The change to electric drive systems as well as the increasing importance of autonomous driving imply completely new applications and challenges in the field of "Thermal Management." The functional relationship between the operating temperature of a battery stack and its maximum achievable number of cycles has been sufficiently proven, which can be quantified extremely precisely by the following rule of thumb:
"A reduction in operating temperature by 10°C doubles the lifetime of the battery cells"
The net reach of an electric car is also noticeably dependent on the operating temperature of the battery and thus also indirectly on the present thermal cooling. In addition to the concept for thermal connectivity of the energy source, the "car of tomorrow" also requires solutions for electrical components in the areas of LED, sensor technology, on-board network and inverter, one of the core elements of the electric powertrain.
For high volumes in particular, two-component GFL are an efficient and cost-oriented solution. For this purpose, the two components of the ceramic filled silicone elastomers are blended by a mixing tube and can be directly applied to the component (e.g. metal housing) by a dispensing system. In the next step, the electronic components (e.g. IGBTs, capacitors, etc.) are attached under slight pressure to the still uncured mass, thus creating an even distribution of the mass and consequently a defined thickness as well as reproducible electrical and thermal parameters. The cross-linking or curing of the mass takes place under room temperature and lasts about an hour, but can be customized at the customer's request. Primarily the GFL with lower thermal conductivity has a high self-adhesion, which can be very useful for the assembly. Nevertheless, in case of a disassembly the GFL of KERAFOL can be removed again, a property that is not always customary in the market.
Compared to systems based on polyurethane or epoxy, silicon-containing GFL can absorb and compensate vibrations much better, an effect that is favoured by the high softness of the GFL. In addition, the low viscosity of the GFL allows for a simple workability and has a gentle effect on the dispensing system, a thesis that has been confirmed by leading plant manufacturers such as ViscoTec, bdtronic or Scheugenpflug.

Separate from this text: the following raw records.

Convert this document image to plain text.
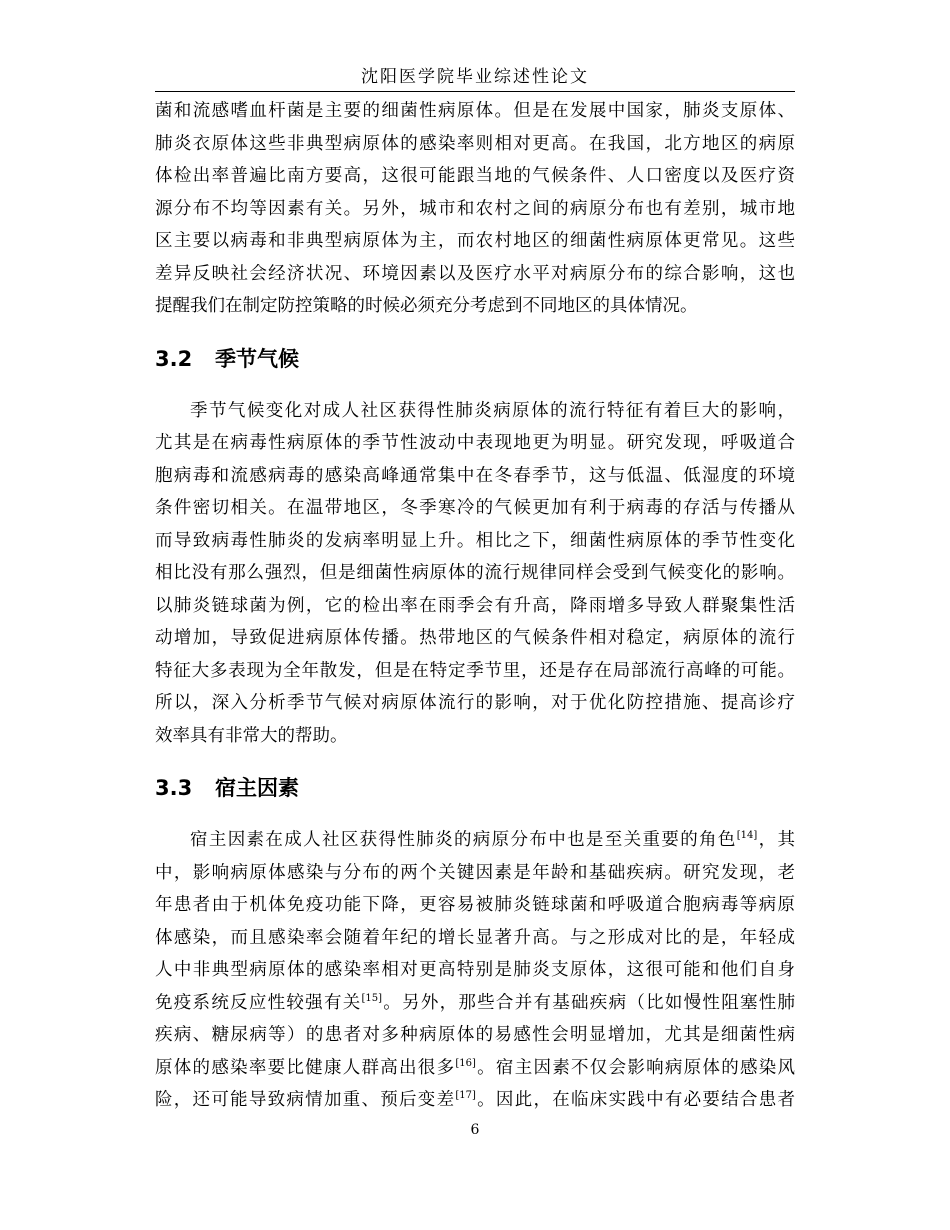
沈阳医学院毕业综述性论文

菌和流感嗜血杆菌是主要的细菌性病原体。但是在发展中国家，肺炎支原体、
肺炎衣原体这些非典型病原体的感染率则相对更高。在我国，北方地区的病原
体检出率普遍比南方要高，这很可能跟当地的气候条件、人口密度以及医疗资
源分布不均等因素有关。另外，城市和农村之间的病原分布也有差别，城市地
区主要以病毒和非典型病原体为主，而农村地区的细菌性病原体更常见。这些
差异反映社会经济状况、环境因素以及医疗水平对病原分布的综合影响，这也
提醒我们在制定防控策略的时候必须充分考虑到不同地区的具体情况。

3.2 季节气候

季节气候变化对成人社区获得性肺炎病原体的流行特征有着巨大的影响，
尤其是在病毒性病原体的季节性波动中表现地更为明显。研究发现，呼吸道合
胞病毒和流感病毒的感染高峰通常集中在冬春季节，这与低温、低湿度的环境
条件密切相关。在温带地区，冬季寒冷的气候更加有利于病毒的存活与传播从
而导致病毒性肺炎的发病率明显上升。相比之下，细菌性病原体的季节性变化
相比没有那么强烈，但是细菌性病原体的流行规律同样会受到气候变化的影响。
以肺炎链球菌为例，它的检出率在雨季会有升高，降雨增多导致人群聚集性活
动增加，导致促进病原体传播。热带地区的气候条件相对稳定，病原体的流行
特征大多表现为全年散发，但是在特定季节里，还是存在局部流行高峰的可能。
所以，深入分析季节气候对病原体流行的影响，对于优化防控措施、提高诊疗
效率具有非常大的帮助。

3.3 宿主因素

宿主因素在成人社区获得性肺炎的病原分布中也是至关重要的角色[14]，其
中，影响病原体感染与分布的两个关键因素是年龄和基础疾病。研究发现，老
年患者由于机体免疫功能下降，更容易被肺炎链球菌和呼吸道合胞病毒等病原
体感染，而且感染率会随着年纪的增长显著升高。与之形成对比的是，年轻成
人中非典型病原体的感染率相对更高特别是肺炎支原体，这很可能和他们自身
免疫系统反应性较强有关[15]。另外，那些合并有基础疾病（比如慢性阻塞性肺
疾病、糖尿病等）的患者对多种病原体的易感性会明显增加，尤其是细菌性病
原体的感染率要比健康人群高出很多[16]。宿主因素不仅会影响病原体的感染风
险，还可能导致病情加重、预后变差[17]。因此，在临床实践中有必要结合患者

6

For many thermal connections in the field of e-mobility, classic thermal conducting tapes and pads are still "state of the art." Especially cross-linked silicone-based elastomers, better known as Softtherm Gap Pads, can play a crucial role in thermal cooling (power range up to 6 W/mK) of electronic components due to their variety of specifically adjustable properties.
Due to the high flexibility and enormous mechanical resistance of the Softtherm Pads, large gap dimensions as well as high component tolerances can be compensated. In addition to individual solutions, such as one-sided adhesive coating for component fixation or fibreglass reinforcement to increase mechanical stability, two-layer films (required by specific regulations) can also be of great added value to the customer. KERAFOL is meeting these customer-specific requirements for many years and finds the right solution for every application. Regardless of which of the "Thermal Interface Materials" is the best solution from a technical and monetary point of view,
“…An innovative and sustainable transport politic is not only an environmental and climate policy, but also a central condition for the future competitiveness of German industry.”
A premise that the company policy of the family-run company KERAFOL is also based on.